I had a letter last week from someone who runs care homes, which, as far as I can see, are run very well. She reports that the price local authorities are willing to pay is £200 per week under the real price. The homes deal with it, not by cutting staff, which is the inevitable route taken by many, but by raising the money elsewhere. I say, good for them, but not everyone has that capacity. The drip, drip, drip, the points to note and the failures of the system are inevitably reported to us. They are the inconvenient truths.
A further inconvenient truth is an unplanned, unco-ordinated and inadequate system, which is approaching the point of breakdown. Ministers should beware because they will be to blame. MPs should beware because older people vote and will hit them in the ballot box, which is the only place that they have left. Governments may contrive to ignore this but they cannot. These inconvenient truths will not go away.
There are convenient ways in which the Government operate which set these aside.
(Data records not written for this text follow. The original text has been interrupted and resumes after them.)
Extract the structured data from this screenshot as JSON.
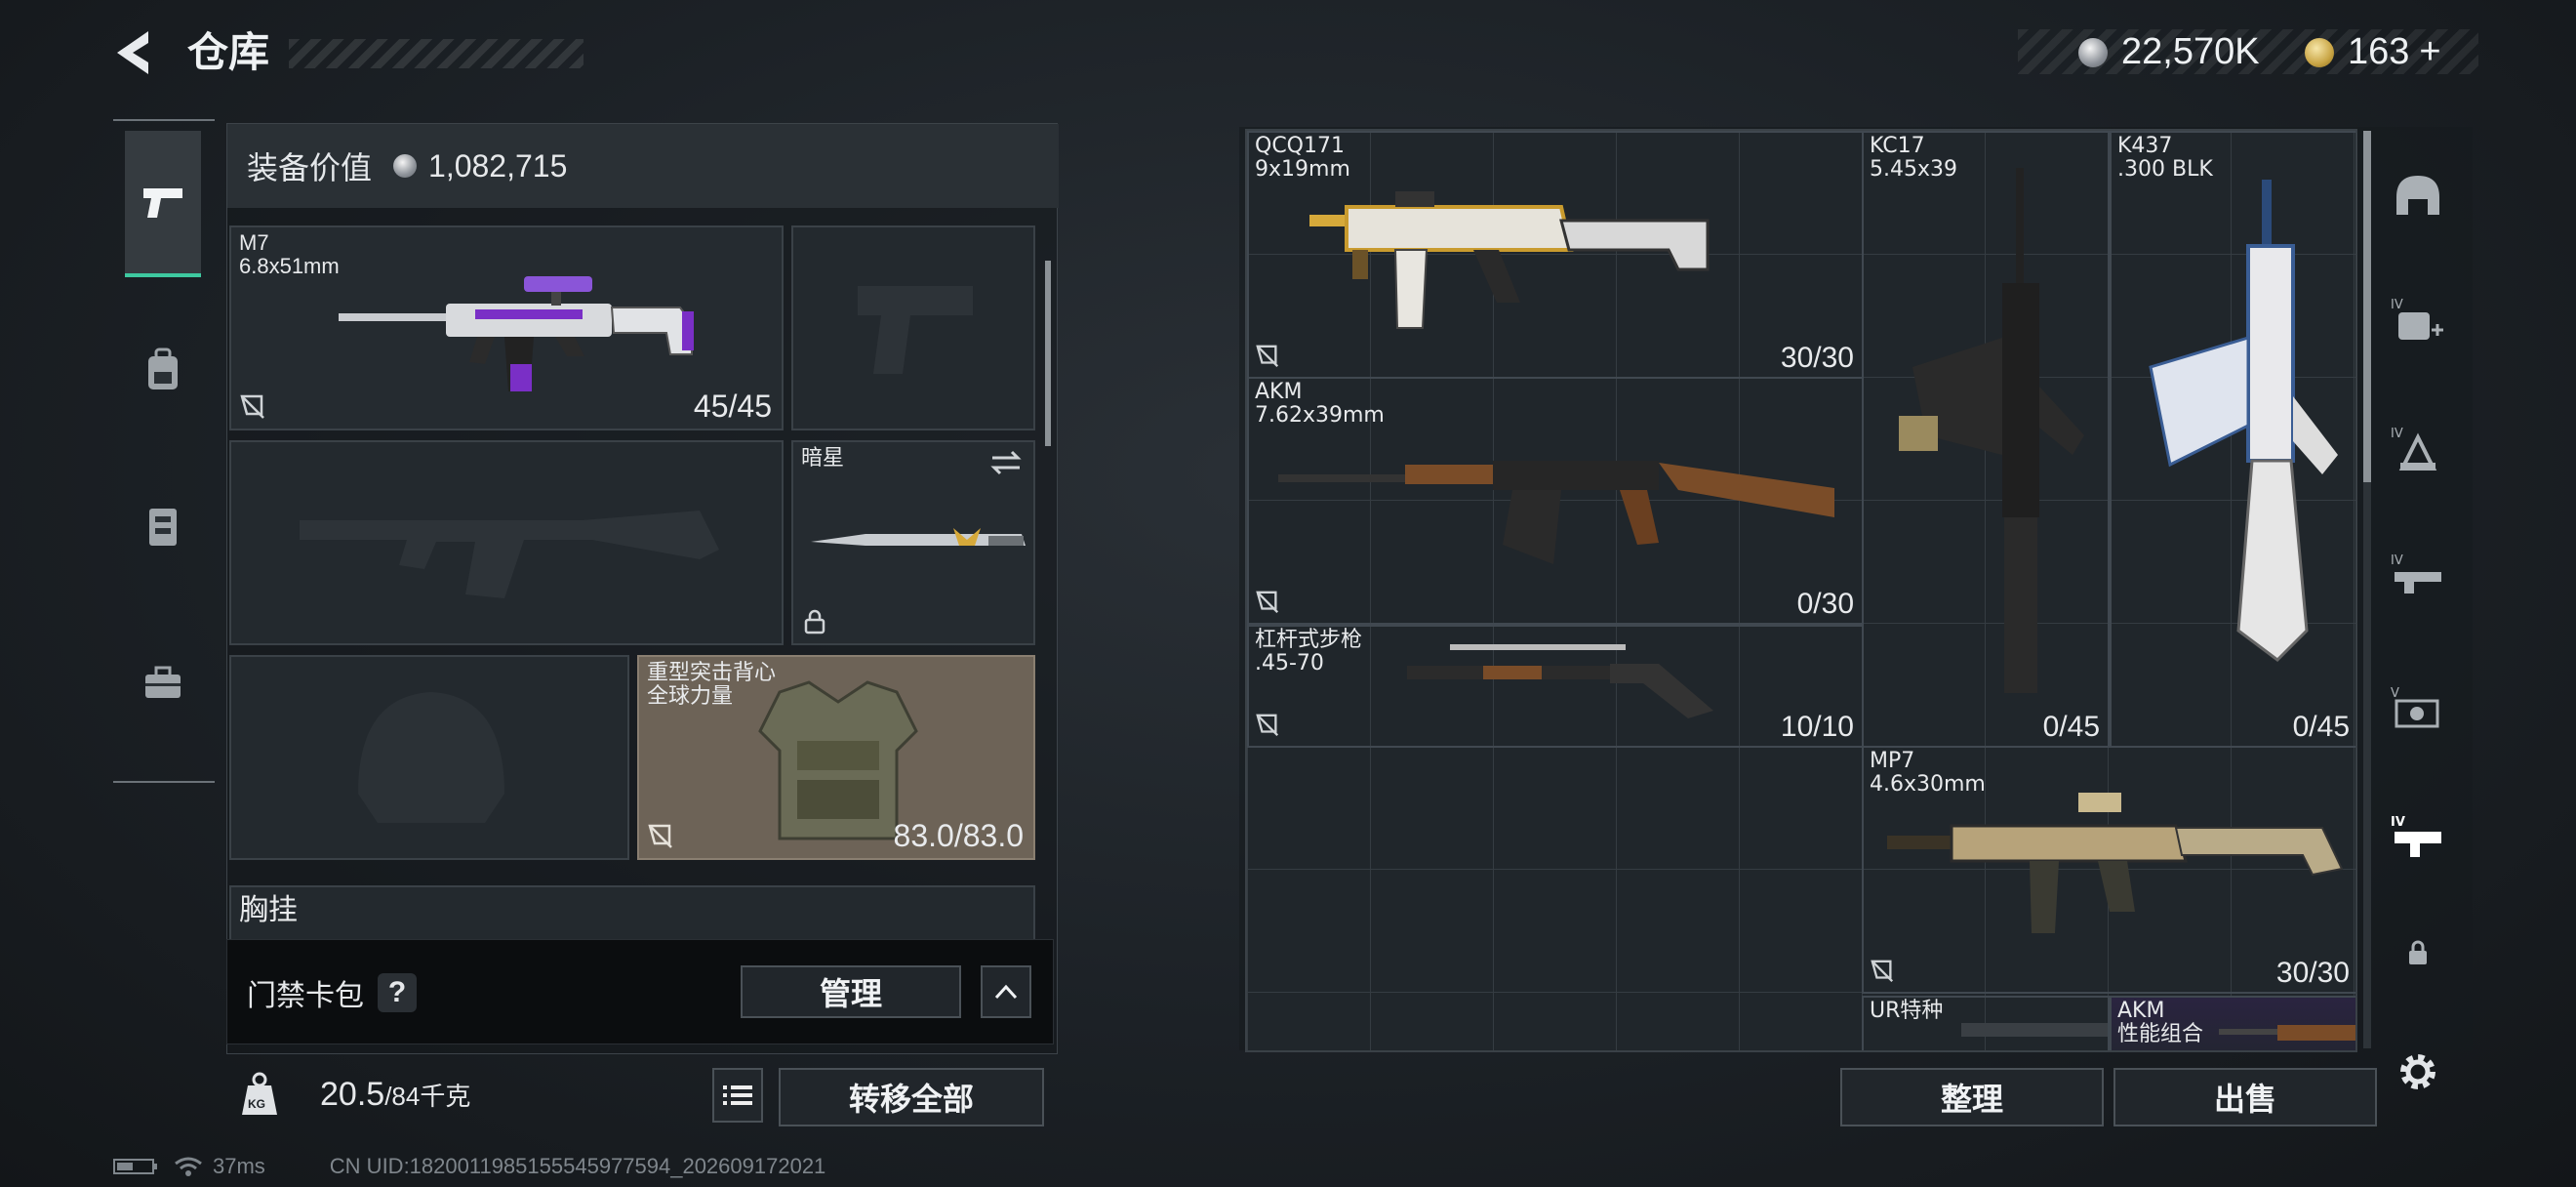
{
  "header": {
    "title": "仓库",
    "currencies": [
      {
        "icon": "silver-coin-icon",
        "value": "22,570K"
      },
      {
        "icon": "gold-coin-icon",
        "value": "163"
      }
    ],
    "add_label": "+"
  },
  "left_nav": [
    "pistol-icon",
    "backpack-icon",
    "vest-icon",
    "toolbox-icon"
  ],
  "loadout": {
    "value_label": "装备价值",
    "value": "1,082,715",
    "primary": {
      "name": "M7",
      "ammo": "6.8x51mm",
      "count": "45/45"
    },
    "melee": {
      "name": "暗星"
    },
    "armor": {
      "name": "重型突击背心",
      "subtitle": "全球力量",
      "count": "83.0/83.0"
    },
    "chest_rig_label": "胸挂"
  },
  "card_bar": {
    "label": "门禁卡包",
    "help": "?",
    "manage_label": "管理"
  },
  "weight": {
    "current": "20.5",
    "max": "/84千克",
    "kg_label": "KG"
  },
  "transfer_all_label": "转移全部",
  "stash": {
    "items": [
      {
        "name": "QCQ171",
        "ammo": "9x19mm",
        "count": "30/30"
      },
      {
        "name": "AKM",
        "ammo": "7.62x39mm",
        "count": "0/30"
      },
      {
        "name": "杠杆式步枪",
        "ammo": ".45-70",
        "count": "10/10"
      },
      {
        "name": "KC17",
        "ammo": "5.45x39",
        "count": "0/45"
      },
      {
        "name": "K437",
        "ammo": ".300 BLK",
        "count": "0/45"
      },
      {
        "name": "MP7",
        "ammo": "4.6x30mm",
        "count": "30/30"
      },
      {
        "name": "UR特种",
        "ammo": ""
      },
      {
        "name": "AKM",
        "ammo": "性能组合"
      }
    ],
    "sort_label": "整理",
    "sell_label": "出售"
  },
  "right_nav": [
    "helmet-icon",
    "add-backpack-icon",
    "tier4-vest-icon",
    "tier4-rifle-icon",
    "tier5-shotgun-icon",
    "tier4-smg-icon",
    "lock-icon",
    "settings-icon"
  ],
  "status": {
    "ping": "37ms",
    "uid": "CN UID:18200119851555459775​94_202609172021"
  }
}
I shall list them. Do not upset the Treasury applecart—it has a system for limiting expenditure and no exceptions are allowed. Do not tamper with the historic power of departments—their budgets should be subject to only marginal change. Especially, do not tamper with the fortifications which separate the budgets for healthcare and social care. We do not recognise the elephant in the room. I put it to the Government that it is time now to recognise it and to deal with these inconvenient truths.